Dr Jekyll et Sister Hyde – Roy Ward Baker

LES +:

  • Un scénario audacieux et avant-garde
  • Une noirceur et un érotisme plus appuyés
  • Un personnage féminin fort

 

LES – :

  • L’absence des stars habituelles de la Hammer (mais le duo Bates/Beswick assure)

Nous sommes à Londres, en pleine époque victorienne. Le jeune Dr Jekyll (Ralph Bates) concentre tous ses efforts pour découvrir l’élixir d’immortalité. Afin de mettre au point son sérum, il lui faut prélever des hormones féminines sur des cadavres. Mais alors que Jekyll pense toucher au but, il va découvrir, à sa grande surprise, que son élixir provoque toute autre chose que l’immortalité…

Réalisé en 1971 par le très compétent Roy Ward Baker (Asylum, Le Club des Monstres) et écrit par Brian Clemens (le créateur de la série Chapeau Melon et Bottes de Cuir, et réalisateur, toujours pour la Hammer, du très injustement sous-estimé Captain Kronos : tueur de vampires) le film est un savant mixage entre Dr Jekyll et Mister Hyde et Jack L’éventreur. Car oui, ce cher Docteur Jekyll a décidé de consacrer ses recherches à la découverte d’un élixir de jouvence, et pour cela, forcément, il va avoir besoin de cadavres de femmes bien frais. C’est encore les professionnelles du sexe écumant les ruelles sombres de Whitechapel qui vont trinquer, tandis que les bobbies déchirent l’air nocturne et brumeux du célèbre quartier malfamé avec leurs sifflets. Arrive le moment pour Jekyll de tester son élixir et le résultat est…surprenant, puisqu’il se transforme en femme et devient Mme Hyde !

Dr Jekyll and Sister Hyde est arrivé à un moment où la Hammer tentait de faire évoluer la formule qui lui avait assuré le succès jusqu’alors. L’idée consistait notamment à en rajouter une couche niveau érotisme. De ce fait, le choix de caster Martine Beswick pour le rôle de Sister Hyde est on ne peut plus justifié. Cette ex-James Bond girl fournira au film son lot de scènes sexy. Mais l’actrice est également très convaincante pour interpréter une femme libre, forte et prédatrice. Son personnage détonne par rapport aux habituels rôles féminins de la Hammer, où les jeunes filles sont en général fragiles, vertueuses et sans défense. Sister Hyde n’est pas une victime, loin de là. On peut même dire qu’elle domine aisément Jekyll, parfaitement interprété par Ralph Bates, qu’on aura pu voir un an auparavant dans Horrors of Frankenstein, de Jimmy Sangster. Pas facile d’hériter de la tête d’affiche pour un film Hammer ! D’habitude les premiers rôles étaient réservés aux géants de l’horreur : Christopher Lee et Peter Cushing. Ralph Bates, bien que n’ayant pas le même charisme et la même notoriété, s’en sort très bien.

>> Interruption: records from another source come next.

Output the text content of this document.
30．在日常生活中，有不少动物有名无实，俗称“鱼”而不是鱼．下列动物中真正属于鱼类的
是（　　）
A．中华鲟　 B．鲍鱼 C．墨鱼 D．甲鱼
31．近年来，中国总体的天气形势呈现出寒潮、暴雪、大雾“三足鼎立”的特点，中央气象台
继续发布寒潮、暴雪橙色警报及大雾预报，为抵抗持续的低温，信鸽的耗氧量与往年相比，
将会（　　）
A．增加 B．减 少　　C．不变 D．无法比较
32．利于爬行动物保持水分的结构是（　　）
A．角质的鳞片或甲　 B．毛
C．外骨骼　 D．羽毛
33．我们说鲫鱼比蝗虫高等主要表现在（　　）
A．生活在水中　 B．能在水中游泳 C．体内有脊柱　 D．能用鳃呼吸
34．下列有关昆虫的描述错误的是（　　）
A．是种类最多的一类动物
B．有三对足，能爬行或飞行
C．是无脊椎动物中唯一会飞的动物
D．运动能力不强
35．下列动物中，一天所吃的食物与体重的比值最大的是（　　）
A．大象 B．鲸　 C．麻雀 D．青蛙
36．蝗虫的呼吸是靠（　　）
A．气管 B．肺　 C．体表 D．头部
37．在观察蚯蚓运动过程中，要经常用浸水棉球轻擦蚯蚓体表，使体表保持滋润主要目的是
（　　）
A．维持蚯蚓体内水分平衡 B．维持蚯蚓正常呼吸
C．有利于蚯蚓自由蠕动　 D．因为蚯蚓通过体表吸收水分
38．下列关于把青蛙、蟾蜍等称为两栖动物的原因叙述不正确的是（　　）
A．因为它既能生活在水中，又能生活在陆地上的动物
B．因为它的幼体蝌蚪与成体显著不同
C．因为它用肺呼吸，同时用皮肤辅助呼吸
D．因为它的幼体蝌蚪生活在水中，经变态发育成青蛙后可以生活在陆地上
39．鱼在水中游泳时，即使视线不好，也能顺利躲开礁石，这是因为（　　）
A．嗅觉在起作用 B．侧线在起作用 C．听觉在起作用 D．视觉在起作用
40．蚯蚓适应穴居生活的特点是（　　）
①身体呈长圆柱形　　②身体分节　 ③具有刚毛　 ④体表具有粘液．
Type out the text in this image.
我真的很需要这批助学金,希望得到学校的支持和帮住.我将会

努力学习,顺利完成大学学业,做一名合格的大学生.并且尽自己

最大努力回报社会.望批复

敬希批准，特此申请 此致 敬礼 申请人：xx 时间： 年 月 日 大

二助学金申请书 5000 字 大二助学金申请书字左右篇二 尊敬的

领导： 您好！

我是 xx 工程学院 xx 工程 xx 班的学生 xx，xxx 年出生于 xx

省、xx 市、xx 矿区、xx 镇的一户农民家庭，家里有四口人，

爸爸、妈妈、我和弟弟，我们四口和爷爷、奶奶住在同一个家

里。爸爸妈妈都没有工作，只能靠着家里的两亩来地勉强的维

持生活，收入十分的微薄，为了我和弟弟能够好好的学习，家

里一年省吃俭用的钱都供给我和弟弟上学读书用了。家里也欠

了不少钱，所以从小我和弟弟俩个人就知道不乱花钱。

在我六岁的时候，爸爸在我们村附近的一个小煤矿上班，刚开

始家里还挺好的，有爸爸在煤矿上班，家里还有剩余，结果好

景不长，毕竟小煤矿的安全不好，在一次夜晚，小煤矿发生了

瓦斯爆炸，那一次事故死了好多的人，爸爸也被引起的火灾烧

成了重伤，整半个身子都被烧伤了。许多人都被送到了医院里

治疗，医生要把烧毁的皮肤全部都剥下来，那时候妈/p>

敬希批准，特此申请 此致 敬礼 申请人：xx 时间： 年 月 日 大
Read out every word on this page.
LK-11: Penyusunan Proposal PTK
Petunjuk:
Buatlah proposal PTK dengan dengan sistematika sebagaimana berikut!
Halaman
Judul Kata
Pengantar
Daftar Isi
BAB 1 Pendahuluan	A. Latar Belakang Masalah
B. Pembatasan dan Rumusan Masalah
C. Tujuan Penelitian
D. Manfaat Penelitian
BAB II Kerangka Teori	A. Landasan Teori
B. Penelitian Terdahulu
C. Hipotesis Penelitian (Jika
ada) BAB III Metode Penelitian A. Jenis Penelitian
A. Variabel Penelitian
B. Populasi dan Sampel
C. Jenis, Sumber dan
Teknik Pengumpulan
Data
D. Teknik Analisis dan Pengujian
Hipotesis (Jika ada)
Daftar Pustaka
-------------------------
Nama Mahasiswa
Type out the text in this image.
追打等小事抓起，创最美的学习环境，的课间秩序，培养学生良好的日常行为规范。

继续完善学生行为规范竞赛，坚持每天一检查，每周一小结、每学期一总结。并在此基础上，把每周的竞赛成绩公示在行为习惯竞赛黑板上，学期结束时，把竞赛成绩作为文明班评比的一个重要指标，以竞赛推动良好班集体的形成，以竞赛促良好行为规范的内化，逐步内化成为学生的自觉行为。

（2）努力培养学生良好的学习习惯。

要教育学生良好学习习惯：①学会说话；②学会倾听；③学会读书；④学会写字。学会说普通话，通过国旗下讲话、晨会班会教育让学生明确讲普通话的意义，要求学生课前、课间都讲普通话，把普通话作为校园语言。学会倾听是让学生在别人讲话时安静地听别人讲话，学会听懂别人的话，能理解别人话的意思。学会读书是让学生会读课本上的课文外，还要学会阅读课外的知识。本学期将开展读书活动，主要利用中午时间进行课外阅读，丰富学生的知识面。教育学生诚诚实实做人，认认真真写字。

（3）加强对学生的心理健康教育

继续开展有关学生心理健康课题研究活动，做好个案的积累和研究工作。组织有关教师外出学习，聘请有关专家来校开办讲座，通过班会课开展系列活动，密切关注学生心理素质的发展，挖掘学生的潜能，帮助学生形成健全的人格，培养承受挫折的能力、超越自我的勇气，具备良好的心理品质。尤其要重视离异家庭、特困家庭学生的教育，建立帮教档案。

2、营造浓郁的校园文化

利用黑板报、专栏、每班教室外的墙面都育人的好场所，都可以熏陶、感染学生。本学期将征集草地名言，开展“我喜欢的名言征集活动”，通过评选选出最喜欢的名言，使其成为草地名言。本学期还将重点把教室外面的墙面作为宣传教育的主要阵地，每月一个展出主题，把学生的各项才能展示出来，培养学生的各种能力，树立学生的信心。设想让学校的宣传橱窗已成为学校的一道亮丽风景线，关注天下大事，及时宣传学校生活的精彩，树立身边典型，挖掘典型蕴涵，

Soulignons également le côté très avant-gardiste du film puisqu’il aborde le thème du changement de sexe et de la bisexualité. Très moderne donc ! Sans parler que Dr Jekyll and Sister Hyde est aussi une production Hammer qui se démarque par son ironie plus mordante, par sa noirceur plus assumée (pour pas dire « glauquitude » quand on pense, par exemple, au gars de la morgue chez qui Jekyll s’approvisionne, un individu clairement nécrophile) et par sa violence graphique plus poussée. On sent l’influence de Psychose et du slasher naissant dans ces attaques aux couteaux. L’horreur made in Hammer, d’habitude si délicieusement insinuée, mais non montrée, évolue ici vers quelque chose de plus sombre, même si on est loin de ce qui se fait en Amérique à la même époque.

En ce temps-là, les effets spéciaux n’étaient pas aussi sophistiqués et importants que maintenant. Pour montrer les transformations de Jekyll en Sister Hyde, Roy Ward Baker utilise des mouvements de caméra fluides et des jeux de miroir pour illustrer la lutte de ces deux personnages qui se disputent un seul et même corps. C’est tout simple, mais ça fonctionne parfaitement. Comme quoi.

CONCLUSION

On peut dire que ce film, bien que ne faisant pas partie des productions Hammer les plus connues, n’en est pas moins très intéressant, car c’est une œuvre assurément atypique et audacieuse que le spectateur n’oublie pas de sitôt.